Felton played for three years in the American Basketball Association (ABA). Bryant helped Felton to receive a tryout with the Denver Nuggets in 2003. Felton's playing career ended in 2005.

==Personal life==
Felton married his high school sweetheart, Rana Brookins-Felton, in 1999 and they had three children. Rana claimed that Felton did not like playing basketball and never watched it. She said that Felton "lived in denial about basketball. Every day, he'd pretend it was something he liked. It ate him alive." Rana believed that the criticism Felton received about how his playing career eventuated fueled his drinking problem.
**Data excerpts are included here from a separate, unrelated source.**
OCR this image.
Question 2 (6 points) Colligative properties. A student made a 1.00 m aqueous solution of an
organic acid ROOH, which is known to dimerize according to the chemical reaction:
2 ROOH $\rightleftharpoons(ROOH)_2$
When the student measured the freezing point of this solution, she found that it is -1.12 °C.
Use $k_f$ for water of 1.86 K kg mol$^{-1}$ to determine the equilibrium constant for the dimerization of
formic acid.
After his playing career ended, Felton returned to New Jersey where he worked in security for Comcast. He had liver damage and diabetic neuropathy in his feet which caused him constant pain. Felton's poor health meant that he had to quit working and would drink himself to sleep.

===Death===
On October 21, 2006, Felton was found dead in his Jersey City apartment. He was aged 26. Felton's cause of death was listed as natural causes. Police claimed that Felton did not always take the five medications he had been prescribed for his medical conditions and drank excessive amounts of alcohol.